12月10日、日本被団協のノーベル平和賞授賞式を東京都内の会場でパブリックビューイングしました。 一緒に歴史的瞬間を見守り、核兵器廃絶への機運を盛り上げようと思ったからです、地域の被爆者3名と、市民計15名とご一緒できたことに、力をもらい、勇気づけられました。


いつもお世話になっている日本被団協・代表委員の田中煕巳さんをはじめとする被爆者・関係者の皆さんの姿を見て、喜びで、胸がいっぱいです。


そして同時に、この世を去った坪井直さん(日本被団協代表委員を務めた)をはじめ多くの被爆者の顔が思い浮かんできました。この場に立ち会えなかったことが悔しいです。(田中煕巳さんが繰り返し、「原爆死没者への償いを日本政府はしていない」と語ったことともつながります。)


田中さんのスピーチは、世界の人々を鼓舞し、指導者に勇気をもって核兵器廃絶へ行動を求めたように感じました。ただ、世界の核の情勢を見ると、あくまで、今日は、「日本被団協の訴えを世界が真剣に受け入れるスタート地点に立った日」であろうと思います。


今回の渡航で、田中さんは、「核兵器は人間とは共存させてはならない」という言葉を使われています。元の言葉は森瀧市郎先生による「核と人類は共存できない」ですが、田中さんの強い意思を感じとりました。核兵器を使わせない、核兵器をなくす、それは私たち市民と、責任ある指導者の行動によって、実現されるものなのだ、と言われているようなきもちで、背筋がのびました。


田中さんは、「すべての人が被害者にも、加害者にもなりえる。世界中で話し合い、ともに求めていこう」と述べました。バトンは私たち次世代に託されました。フリードネス委員長は、記憶の重要性について述べました。私たち新しい世代は、被爆者の体験を世界の記憶にしていくためにできることは何でもやっていかないといけないと思います。これから何ができるか、弊法人の中でも議論を深めようとしています。私たちは、あの日を語ることができませんが、「彼らと出会った記憶」を広げることで、被爆者の記憶を世界の記憶にしていきます。


2024.12.10 一般社団法人かたわら 代表理事 高橋悠太



以下、追記(2024.12.11)

18:00被団協の運動のありのままを語った授賞演説で、田中煕巳さんが、「原爆で亡くなった死者に対する償いは、日本政府は全くしていない」と強調しました。報道によると、「予定外」の訴えを追加したそうで、国家補償を認めていない政府の姿勢を2度にわたって批判しました。それが田中さんの最も訴えたかったことなのでしょう。
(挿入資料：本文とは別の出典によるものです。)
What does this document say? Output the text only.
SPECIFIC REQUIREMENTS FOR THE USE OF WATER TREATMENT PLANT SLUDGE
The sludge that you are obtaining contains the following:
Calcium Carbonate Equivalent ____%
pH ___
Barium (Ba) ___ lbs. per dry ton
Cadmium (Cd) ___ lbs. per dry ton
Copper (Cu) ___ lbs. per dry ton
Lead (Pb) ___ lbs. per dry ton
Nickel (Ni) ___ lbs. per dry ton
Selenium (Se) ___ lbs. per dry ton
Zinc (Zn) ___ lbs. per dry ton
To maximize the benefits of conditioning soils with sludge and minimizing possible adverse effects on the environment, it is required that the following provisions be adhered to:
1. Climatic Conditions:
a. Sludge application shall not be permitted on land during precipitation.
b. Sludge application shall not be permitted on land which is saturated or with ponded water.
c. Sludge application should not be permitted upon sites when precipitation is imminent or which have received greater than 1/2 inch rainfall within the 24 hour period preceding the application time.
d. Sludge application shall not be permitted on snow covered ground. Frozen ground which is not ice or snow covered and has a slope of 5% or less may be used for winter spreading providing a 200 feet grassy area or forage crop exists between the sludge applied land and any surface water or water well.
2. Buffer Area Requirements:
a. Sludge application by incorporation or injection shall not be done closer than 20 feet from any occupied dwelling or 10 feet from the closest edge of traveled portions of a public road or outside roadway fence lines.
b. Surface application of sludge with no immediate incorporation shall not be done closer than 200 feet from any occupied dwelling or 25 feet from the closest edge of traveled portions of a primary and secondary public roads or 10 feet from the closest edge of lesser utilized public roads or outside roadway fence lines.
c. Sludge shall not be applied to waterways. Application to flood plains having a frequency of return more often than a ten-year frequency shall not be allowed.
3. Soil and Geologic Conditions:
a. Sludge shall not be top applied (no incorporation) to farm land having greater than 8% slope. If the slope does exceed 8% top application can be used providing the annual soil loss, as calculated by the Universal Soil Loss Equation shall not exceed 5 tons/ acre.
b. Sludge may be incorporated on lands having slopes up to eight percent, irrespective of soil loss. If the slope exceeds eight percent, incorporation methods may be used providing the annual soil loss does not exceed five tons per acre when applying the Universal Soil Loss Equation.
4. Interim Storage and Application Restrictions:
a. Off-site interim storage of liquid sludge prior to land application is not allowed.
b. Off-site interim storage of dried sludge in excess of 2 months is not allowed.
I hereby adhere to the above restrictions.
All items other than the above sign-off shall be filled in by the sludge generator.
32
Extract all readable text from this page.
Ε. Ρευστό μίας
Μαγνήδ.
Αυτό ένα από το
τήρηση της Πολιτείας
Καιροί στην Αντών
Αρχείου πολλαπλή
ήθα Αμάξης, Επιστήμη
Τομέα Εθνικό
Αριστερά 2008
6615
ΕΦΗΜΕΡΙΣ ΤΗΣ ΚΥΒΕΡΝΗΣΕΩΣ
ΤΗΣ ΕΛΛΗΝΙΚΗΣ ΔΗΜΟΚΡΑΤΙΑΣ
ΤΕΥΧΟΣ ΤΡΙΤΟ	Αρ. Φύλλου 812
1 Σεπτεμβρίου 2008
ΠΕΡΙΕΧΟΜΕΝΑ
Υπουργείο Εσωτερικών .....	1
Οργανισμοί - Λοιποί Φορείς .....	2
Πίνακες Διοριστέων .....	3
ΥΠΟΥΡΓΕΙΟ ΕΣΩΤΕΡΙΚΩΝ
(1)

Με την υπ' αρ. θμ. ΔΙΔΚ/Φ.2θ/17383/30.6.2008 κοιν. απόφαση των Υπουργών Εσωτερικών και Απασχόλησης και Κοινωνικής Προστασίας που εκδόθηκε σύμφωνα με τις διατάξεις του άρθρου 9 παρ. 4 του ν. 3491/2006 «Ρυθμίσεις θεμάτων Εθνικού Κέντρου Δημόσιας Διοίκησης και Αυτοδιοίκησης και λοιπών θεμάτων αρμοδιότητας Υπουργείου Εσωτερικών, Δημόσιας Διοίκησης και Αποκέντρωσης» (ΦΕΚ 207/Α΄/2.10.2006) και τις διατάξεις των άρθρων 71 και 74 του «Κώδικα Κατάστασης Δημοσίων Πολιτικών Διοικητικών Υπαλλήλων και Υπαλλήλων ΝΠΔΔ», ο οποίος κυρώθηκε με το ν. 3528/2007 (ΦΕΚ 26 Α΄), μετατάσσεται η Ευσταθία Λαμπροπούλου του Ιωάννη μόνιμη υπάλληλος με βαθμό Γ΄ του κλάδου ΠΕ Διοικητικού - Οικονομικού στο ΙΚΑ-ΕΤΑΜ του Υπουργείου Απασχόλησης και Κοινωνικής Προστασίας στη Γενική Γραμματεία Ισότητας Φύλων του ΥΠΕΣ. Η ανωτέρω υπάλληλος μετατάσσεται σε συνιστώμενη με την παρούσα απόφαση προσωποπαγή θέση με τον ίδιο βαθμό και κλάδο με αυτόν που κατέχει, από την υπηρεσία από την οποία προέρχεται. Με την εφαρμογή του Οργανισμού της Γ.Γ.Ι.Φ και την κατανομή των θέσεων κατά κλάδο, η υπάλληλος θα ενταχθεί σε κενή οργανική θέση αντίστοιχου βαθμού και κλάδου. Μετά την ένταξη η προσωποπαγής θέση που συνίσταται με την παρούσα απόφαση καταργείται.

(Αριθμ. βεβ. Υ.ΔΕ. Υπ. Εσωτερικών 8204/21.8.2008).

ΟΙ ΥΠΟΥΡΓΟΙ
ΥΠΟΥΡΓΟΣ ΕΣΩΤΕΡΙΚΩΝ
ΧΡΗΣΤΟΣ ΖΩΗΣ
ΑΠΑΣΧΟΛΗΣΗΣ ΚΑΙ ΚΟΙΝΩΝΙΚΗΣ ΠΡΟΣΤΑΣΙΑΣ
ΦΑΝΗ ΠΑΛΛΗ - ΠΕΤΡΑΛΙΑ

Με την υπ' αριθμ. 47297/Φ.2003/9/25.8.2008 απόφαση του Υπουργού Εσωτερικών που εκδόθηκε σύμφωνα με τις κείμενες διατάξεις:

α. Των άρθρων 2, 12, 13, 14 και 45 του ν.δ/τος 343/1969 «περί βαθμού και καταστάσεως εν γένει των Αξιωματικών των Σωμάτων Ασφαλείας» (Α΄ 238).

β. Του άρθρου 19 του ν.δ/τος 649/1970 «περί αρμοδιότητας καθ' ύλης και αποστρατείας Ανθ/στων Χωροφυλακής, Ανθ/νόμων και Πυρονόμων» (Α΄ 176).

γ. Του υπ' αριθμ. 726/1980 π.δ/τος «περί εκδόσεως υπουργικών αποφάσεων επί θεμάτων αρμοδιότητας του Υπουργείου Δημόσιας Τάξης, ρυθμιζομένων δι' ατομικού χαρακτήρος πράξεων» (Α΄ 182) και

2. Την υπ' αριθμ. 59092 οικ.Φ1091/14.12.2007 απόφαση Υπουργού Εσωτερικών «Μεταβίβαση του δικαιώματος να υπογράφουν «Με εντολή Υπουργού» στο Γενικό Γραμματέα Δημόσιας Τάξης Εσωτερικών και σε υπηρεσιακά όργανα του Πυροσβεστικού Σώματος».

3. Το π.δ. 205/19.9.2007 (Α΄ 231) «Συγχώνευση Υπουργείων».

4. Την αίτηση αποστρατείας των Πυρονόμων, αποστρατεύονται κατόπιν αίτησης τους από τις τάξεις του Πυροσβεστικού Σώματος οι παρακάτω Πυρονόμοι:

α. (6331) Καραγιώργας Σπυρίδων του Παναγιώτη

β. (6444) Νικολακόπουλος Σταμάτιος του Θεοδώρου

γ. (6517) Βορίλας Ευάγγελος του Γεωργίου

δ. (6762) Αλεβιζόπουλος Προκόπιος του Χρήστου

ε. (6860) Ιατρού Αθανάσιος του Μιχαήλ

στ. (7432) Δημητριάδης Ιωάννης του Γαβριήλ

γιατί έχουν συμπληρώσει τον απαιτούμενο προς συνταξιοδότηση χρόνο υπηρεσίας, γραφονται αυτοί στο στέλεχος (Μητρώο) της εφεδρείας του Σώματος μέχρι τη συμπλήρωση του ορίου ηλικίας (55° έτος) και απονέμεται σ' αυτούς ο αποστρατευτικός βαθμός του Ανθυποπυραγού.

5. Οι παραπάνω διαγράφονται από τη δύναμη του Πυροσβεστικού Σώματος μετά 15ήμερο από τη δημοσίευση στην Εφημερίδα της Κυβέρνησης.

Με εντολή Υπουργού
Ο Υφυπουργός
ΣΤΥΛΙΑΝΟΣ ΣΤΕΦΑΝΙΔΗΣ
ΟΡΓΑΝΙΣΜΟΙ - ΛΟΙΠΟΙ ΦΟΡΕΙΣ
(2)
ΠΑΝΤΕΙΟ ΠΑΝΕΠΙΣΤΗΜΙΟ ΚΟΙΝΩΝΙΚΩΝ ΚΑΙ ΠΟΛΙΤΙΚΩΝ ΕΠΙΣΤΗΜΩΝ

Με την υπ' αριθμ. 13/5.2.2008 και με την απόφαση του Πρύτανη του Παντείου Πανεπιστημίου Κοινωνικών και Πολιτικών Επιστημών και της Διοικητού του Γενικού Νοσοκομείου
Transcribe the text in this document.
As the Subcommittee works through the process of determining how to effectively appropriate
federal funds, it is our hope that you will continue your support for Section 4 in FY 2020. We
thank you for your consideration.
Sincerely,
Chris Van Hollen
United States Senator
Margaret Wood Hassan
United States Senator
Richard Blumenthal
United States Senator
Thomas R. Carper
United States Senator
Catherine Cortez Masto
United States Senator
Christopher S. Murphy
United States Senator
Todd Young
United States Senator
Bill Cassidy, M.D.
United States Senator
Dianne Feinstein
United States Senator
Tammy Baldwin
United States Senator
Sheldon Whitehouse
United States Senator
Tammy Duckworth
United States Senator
先日、ラジオ・フランスの取材を受けた時、「『日本政府は、広島でG7を開催し、被爆者とともに核兵器廃絶を求めている』と世界から見られていると思う」と言われ、ハッとしたのを、思い出しました。「国家補償も、核政策も、被団協が求めてきたものとは、大きな乖離がある」と答えましたが、私たちが向き合うべき課題は深刻です。


「すべての人が被害者にも、加害者にもなりえる。世界中で話し合い、ともに求めていこう」というお言葉は、近年、核兵器廃絶を目指す若い世代が語ってきたことと重なります。具体的には、「何かを受動的に引き継ぐのではなくて、1人1人がどのような社会で生きていきたいか、考えよう。なぜならば世界には12,000発以上の核兵器があり、私たち全員が核の時代を生きる当事者なのだ」というロジックです。今回の田中さんの演説は、そのロジックで頑張ろう、と、激励をいただいた気持ちです。